The Sacramento Bee reported that task force investigators assembled a shared data base covering the of DNA samples from crime scenes attributed to the so-called East Area Rapist. Investigators then compared the assembled perpetrator database with genetic profiles from websites that charge customers to use DNA links to chart extended family trees that can sometimes go back centuries.

(The San Jose Mercury News reports that both Ancestry.com and 23andMe, two popular genealogical websites offering DNA-related services, deny assisting law enforcement in this case.)

Sacramento County Chief Deputy District Attorney Steve Grippi told the Bee that genealogical websites, which make their DNA samples publicly available to encourage crowdsourced research, eventually provided a narrower sub-set of genetic family trees that were studied intensely until a direct “hit” for a relative of the suspects popped up.

Once the Sacramento County District Attorney and its crime lab had a pool of related potential suspects, the traditional detective work resumed, connecting the dots of where the attacks and other crimes were committed, on the one hand, with the residencies at the time for the suspect family tree members’ relatives.

A breakthrough happened about a week ago that zeroed in on DeAngelo when he served as a policeman in Tulare and Placer counties.

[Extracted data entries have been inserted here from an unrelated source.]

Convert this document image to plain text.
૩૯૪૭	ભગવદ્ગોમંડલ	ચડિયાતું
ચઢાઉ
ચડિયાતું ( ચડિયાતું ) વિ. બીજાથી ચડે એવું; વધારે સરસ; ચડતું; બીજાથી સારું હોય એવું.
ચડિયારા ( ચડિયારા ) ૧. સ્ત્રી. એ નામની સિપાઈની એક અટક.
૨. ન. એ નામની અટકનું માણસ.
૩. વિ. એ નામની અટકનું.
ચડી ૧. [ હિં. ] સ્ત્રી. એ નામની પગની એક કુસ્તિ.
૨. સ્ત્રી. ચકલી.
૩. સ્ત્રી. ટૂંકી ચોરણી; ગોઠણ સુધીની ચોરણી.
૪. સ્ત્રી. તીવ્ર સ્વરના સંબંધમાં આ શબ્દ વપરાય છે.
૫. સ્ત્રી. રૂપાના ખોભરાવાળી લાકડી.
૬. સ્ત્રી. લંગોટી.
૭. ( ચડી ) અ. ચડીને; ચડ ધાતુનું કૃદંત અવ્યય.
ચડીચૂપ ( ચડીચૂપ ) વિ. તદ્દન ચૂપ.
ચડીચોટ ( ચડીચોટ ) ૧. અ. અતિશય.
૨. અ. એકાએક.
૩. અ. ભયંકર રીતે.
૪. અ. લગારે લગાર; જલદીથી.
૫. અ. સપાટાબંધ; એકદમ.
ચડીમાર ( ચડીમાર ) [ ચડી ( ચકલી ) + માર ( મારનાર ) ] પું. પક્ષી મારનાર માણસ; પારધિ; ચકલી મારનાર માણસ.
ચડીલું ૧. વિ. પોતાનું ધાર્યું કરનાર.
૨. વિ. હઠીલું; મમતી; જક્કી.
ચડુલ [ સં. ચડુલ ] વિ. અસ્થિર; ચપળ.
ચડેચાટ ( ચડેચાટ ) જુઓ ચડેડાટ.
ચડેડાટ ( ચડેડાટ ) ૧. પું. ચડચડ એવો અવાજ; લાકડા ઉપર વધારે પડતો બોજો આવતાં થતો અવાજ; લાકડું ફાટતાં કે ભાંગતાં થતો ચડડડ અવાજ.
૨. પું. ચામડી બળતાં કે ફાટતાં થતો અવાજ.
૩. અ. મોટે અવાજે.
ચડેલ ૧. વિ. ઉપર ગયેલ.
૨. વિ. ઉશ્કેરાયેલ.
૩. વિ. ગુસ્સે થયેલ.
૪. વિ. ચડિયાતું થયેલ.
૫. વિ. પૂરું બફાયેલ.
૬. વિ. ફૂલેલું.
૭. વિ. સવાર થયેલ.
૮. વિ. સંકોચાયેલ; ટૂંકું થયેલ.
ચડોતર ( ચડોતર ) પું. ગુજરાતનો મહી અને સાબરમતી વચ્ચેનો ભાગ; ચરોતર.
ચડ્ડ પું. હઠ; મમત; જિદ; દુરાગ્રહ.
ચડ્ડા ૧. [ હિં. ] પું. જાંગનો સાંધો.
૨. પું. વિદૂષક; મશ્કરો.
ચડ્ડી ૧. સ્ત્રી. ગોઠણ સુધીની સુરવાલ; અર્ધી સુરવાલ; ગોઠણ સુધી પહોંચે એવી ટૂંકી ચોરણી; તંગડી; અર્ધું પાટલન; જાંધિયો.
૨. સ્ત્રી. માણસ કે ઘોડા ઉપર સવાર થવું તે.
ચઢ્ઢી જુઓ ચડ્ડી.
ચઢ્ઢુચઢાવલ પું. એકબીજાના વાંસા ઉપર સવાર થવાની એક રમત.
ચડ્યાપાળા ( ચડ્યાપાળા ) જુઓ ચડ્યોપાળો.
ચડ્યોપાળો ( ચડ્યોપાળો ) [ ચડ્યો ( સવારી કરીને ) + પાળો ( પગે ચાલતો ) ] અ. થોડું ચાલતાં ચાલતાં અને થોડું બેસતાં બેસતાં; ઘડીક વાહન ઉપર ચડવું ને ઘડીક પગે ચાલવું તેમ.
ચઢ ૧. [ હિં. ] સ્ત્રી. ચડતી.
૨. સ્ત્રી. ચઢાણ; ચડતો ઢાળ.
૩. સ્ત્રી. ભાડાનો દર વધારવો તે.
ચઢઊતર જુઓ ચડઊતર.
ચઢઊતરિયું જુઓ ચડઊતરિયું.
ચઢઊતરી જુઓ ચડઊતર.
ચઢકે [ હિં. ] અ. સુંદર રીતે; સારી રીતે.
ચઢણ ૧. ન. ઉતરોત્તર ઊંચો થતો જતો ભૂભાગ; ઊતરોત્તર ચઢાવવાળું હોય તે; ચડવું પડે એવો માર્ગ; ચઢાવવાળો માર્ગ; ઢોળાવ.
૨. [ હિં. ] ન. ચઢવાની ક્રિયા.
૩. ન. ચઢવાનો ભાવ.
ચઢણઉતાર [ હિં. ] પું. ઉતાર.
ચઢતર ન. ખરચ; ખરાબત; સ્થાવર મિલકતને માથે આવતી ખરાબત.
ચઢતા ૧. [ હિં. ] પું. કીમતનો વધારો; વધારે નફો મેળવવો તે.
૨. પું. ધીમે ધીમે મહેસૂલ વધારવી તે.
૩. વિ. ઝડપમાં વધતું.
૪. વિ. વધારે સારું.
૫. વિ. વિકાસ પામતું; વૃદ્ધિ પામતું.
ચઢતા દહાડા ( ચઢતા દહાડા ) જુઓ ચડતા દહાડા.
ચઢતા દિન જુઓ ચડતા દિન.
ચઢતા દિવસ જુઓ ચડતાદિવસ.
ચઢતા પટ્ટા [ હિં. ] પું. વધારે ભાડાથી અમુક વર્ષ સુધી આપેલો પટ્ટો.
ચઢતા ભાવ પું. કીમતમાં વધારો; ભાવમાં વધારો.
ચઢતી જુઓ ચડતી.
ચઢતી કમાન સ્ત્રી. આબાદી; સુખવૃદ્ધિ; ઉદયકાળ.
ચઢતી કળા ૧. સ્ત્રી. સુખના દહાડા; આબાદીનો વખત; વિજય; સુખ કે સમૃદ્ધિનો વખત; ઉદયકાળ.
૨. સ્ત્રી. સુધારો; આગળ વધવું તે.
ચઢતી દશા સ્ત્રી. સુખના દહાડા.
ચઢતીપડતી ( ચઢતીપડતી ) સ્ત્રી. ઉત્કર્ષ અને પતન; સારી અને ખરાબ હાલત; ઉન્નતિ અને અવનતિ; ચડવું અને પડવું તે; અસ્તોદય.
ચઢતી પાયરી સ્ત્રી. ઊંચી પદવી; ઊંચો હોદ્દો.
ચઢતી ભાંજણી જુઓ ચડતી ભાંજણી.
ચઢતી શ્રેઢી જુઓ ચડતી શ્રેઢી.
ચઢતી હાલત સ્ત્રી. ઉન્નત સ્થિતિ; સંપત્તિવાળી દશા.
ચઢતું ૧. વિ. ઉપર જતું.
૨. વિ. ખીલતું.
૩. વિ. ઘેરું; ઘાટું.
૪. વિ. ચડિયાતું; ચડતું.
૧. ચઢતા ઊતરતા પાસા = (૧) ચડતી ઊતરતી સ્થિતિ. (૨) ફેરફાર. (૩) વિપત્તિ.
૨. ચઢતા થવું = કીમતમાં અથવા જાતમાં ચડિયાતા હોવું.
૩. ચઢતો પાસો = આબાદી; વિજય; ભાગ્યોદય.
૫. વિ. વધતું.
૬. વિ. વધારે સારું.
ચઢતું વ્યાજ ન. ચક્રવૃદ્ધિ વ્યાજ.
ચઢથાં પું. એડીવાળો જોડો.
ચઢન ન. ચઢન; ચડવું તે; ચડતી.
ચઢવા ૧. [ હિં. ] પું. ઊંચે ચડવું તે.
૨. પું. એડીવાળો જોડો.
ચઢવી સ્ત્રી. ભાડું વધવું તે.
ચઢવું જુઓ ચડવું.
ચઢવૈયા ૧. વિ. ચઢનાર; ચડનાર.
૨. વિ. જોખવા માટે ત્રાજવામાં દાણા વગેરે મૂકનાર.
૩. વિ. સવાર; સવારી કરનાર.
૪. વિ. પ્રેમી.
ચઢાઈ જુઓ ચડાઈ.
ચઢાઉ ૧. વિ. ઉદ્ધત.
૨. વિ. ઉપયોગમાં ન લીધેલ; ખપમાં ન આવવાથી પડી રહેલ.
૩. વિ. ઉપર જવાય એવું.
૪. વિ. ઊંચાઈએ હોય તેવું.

The arrest is also attributable to the development of the FBI’s “Combined DNA Index System,” known as CODIS, which has blended forensic science and computer technology into a tool for linking violent crimes. Federal, state, and local forensic laboratories now freely exchange and compare DNA profiles in an online system that places a priority on serial violent crime offenders.

The Orange County and Ventura County district attorneys have filed additional charges against DiAngelo, and there are several other counties expected to seek indictments in the next weeks.

The California DNA task force strategy may become a new norm for tracking violent criminals — though privacy advocates worry about the use of family DNA records by law enforcement.